Clonard RC Church St Finian 02 Detail 2007 08 26
Andreas F. Borchert • August 26th, 2007
St. David as the teacher of Finnian of Clonard in a stained glass window restored to its 1181 appearance at Clonard
Sacred Symbols
White Dove
The dove that descended on David's shoulder at the Synod of Brefi as the ground rose beneath him — his enduring emblem and the sign of divine approval that secured his authority over the Welsh Church
Leek
Traditional symbol of Wales associated with Saint David — legend holds that Welsh warriors wore leeks in their caps to distinguish themselves in battle on his feast day
Daffodil
Co-symbol of Wales alongside the leek, associated with Saint David's Day on March 1 and the renewal of spring that his feast heralds across the Welsh nation
Bishop's Crozier
The pastoral staff of a bishop, signifying David's authority as the leading bishop of Wales — the shepherd who called his people to austerity, joy, and the practice of small faithful acts
Life Journey
Early Life
Born around 500 AD at Caerfai on the Pembrokeshire coast, David was the son of Non — herself venerated as a saint — and grandson of Ceredig ap Cunedda, king of Ceredigion.

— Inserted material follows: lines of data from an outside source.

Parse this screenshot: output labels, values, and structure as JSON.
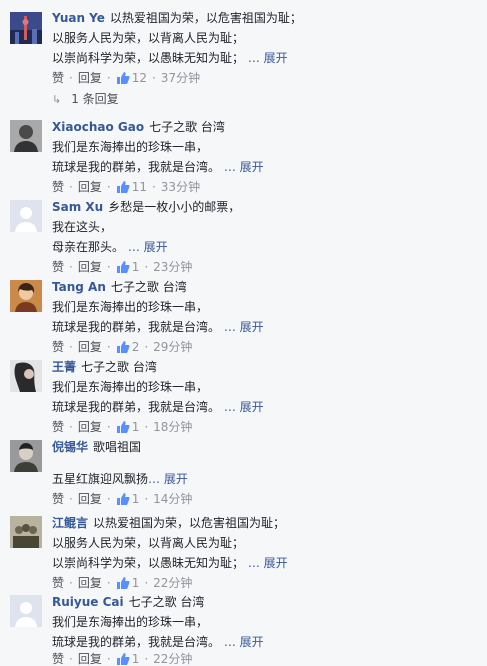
{
  "labels": {
    "like": "赞",
    "reply": "回复",
    "more": "展开",
    "ellipsis": "…"
  },
  "colors": {
    "link": "#365899",
    "text": "#1d2129",
    "meta": "#90949c",
    "background": "#f6f7f9"
  },
  "comments": [
    {
      "author": "Yuan Ye",
      "lines": [
        "以热爱祖国为荣，以危害祖国为耻；",
        "以服务人民为荣，以背离人民为耻；",
        "以崇尚科学为荣，以愚昧无知为耻；"
      ],
      "likes": "12",
      "time": "37分钟",
      "replies_label": "1 条回复",
      "avatar_icon": "city-skyline-avatar"
    },
    {
      "author": "Xiaochao Gao",
      "lines": [
        "七子之歌 台湾",
        "我们是东海捧出的珍珠一串，",
        "琉球是我的群弟，我就是台湾。"
      ],
      "likes": "11",
      "time": "33分钟",
      "avatar_icon": "person-portrait-avatar"
    },
    {
      "author": "Sam Xu",
      "lines": [
        "乡愁是一枚小小的邮票，",
        "我在这头，",
        "母亲在那头。"
      ],
      "likes": "1",
      "time": "23分钟",
      "avatar_icon": "default-avatar"
    },
    {
      "author": "Tang An",
      "lines": [
        "七子之歌 台湾",
        "我们是东海捧出的珍珠一串，",
        "琉球是我的群弟，我就是台湾。"
      ],
      "likes": "2",
      "time": "29分钟",
      "avatar_icon": "woman-portrait-avatar"
    },
    {
      "author": "王菁",
      "lines": [
        "七子之歌 台湾",
        "我们是东海捧出的珍珠一串，",
        "琉球是我的群弟，我就是台湾。"
      ],
      "likes": "1",
      "time": "18分钟",
      "avatar_icon": "woman-profile-avatar"
    },
    {
      "author": "倪锡华",
      "lines": [
        "歌唱祖国",
        "",
        "五星红旗迎风飘扬"
      ],
      "likes": "1",
      "time": "14分钟",
      "avatar_icon": "portrait-avatar"
    },
    {
      "author": "江鲲言",
      "lines": [
        "以热爱祖国为荣，以危害祖国为耻；",
        "以服务人民为荣，以背离人民为耻；",
        "以崇尚科学为荣，以愚昧无知为耻；"
      ],
      "likes": "1",
      "time": "22分钟",
      "avatar_icon": "group-portrait-avatar"
    },
    {
      "author": "Ruiyue Cai",
      "lines": [
        "七子之歌 台湾",
        "我们是东海捧出的珍珠一串，",
        "琉球是我的群弟，我就是台湾。"
      ],
      "likes": "1",
      "time": "22分钟",
      "avatar_icon": "default-avatar"
    }
  ]
}
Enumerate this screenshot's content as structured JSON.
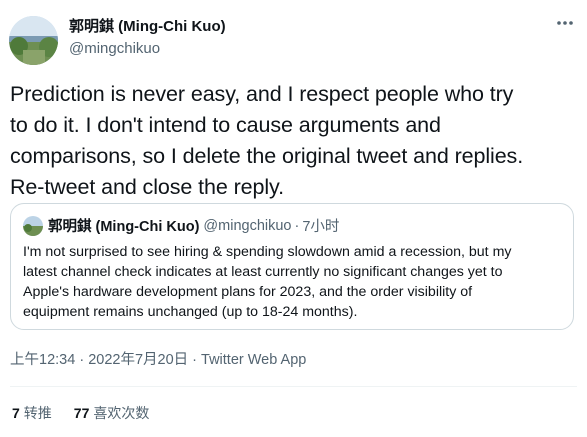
{
  "author": {
    "display_name": "郭明錤 (Ming-Chi Kuo)",
    "handle": "@mingchikuo"
  },
  "icons": {
    "more": "more-horizontal-icon"
  },
  "tweet": {
    "text": "Prediction is never easy, and I respect people who try\nto do it. I don't intend to cause arguments and\ncomparisons, so I delete the original tweet and replies.\nRe-tweet and close the reply."
  },
  "quoted_tweet": {
    "display_name": "郭明錤 (Ming-Chi Kuo)",
    "handle": "@mingchikuo",
    "separator": "·",
    "time": "7小时",
    "text": "I'm not surprised to see hiring & spending slowdown amid a recession, but my\nlatest channel check indicates at least currently no significant changes yet to\nApple's hardware development plans for 2023, and the order visibility of\nequipment remains unchanged (up to 18-24 months)."
  },
  "meta": {
    "time": "上午12:34",
    "sep1": " · ",
    "date": "2022年7月20日",
    "sep2": " · ",
    "source": "Twitter Web App"
  },
  "stats": {
    "retweets_count": "7",
    "retweets_label": "转推",
    "likes_count": "77",
    "likes_label": "喜欢次数"
  }
}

Educated at the monastery of Hen Fynyw and later under the scholar Paulinus, he absorbed a rigorous monastic tradition spreading across the western shores of Britain. Patrick's mission had already set Ireland ablaze; in Wales, David was among those who channeled that fire into his own people's landscape, founding multiple monastic communities across the country before settling on his defining work at the edge of the Pembrokeshire sea.
Turning Point
Around 540, the Synod of Brefi was convened to confront the resurgent Pelagian heresy dividing the Welsh Church. When the assembled bishops struggled to make themselves heard before the vast crowd, David was invited to speak. As he preached, the ground rose miraculously beneath him — forming a small hill that gave him elevation above the multitude — and a white dove descended and settled on his shoulder. The sign was read immediately as divine confirmation: Dubricius, the senior bishop, resigned the See of Menevia in David's favor. Tradition says David was offered the see of Jerusalem itself and declined it, choosing to remain with his own people.
Legacy
David established his most important monastery at Meneva in the Vale of Roses (Glyn Rhosyn) — the site where Saint David's Cathedral still stands against the Pembrokeshire sky. His rule was harder than anything practiced elsewhere in Britain: monks pulled plows themselves rather than using oxen, subsisted on bread, salt, herbs, and water, and gave their evenings entirely to prayer, reading, and writing. Throughout his ministry he was known for miracles — restoring sight to the blind, reportedly raising a child from death. He died around 589, his final sermon leaving behind the maxim that became Wales's most cherished spiritual inheritance: 'Be joyful, keep your faith. Do the little things.' Canonized by Pope Callistus II around 1120, his feast on March 1 has been Wales's national day for over a thousand years.
Related Saints
Connections in the communion of saints
Saint Patrick
David was formed in the monastic tradition Patrick had planted in Celtic Britain; Patrick's missionary model shaped the entire framework within which David built his network of Welsh communities.
Brigid of Kildare
Brigid of Kildare and David of Wales were near-contemporaries at the height of Celtic Christianity's first flowering — two foundational figures whose austere monastic communities became the spiritual centers of their respective peoples.
Columba of Iona
Columba and David were contemporaries in the golden generation of Celtic monasticism — David anchoring Wales at the Synod of Brefi as Columba prepared his mission to Iona, both men building monasteries that would outlast them by centuries.
Benedict of Nursia
Benedict and David were exact contemporaries who independently devised similarly austere monastic rules — Benedict in Italy, David in Wales — both insisting on manual labor, communal prayer, and simplicity of life as the foundation of holiness.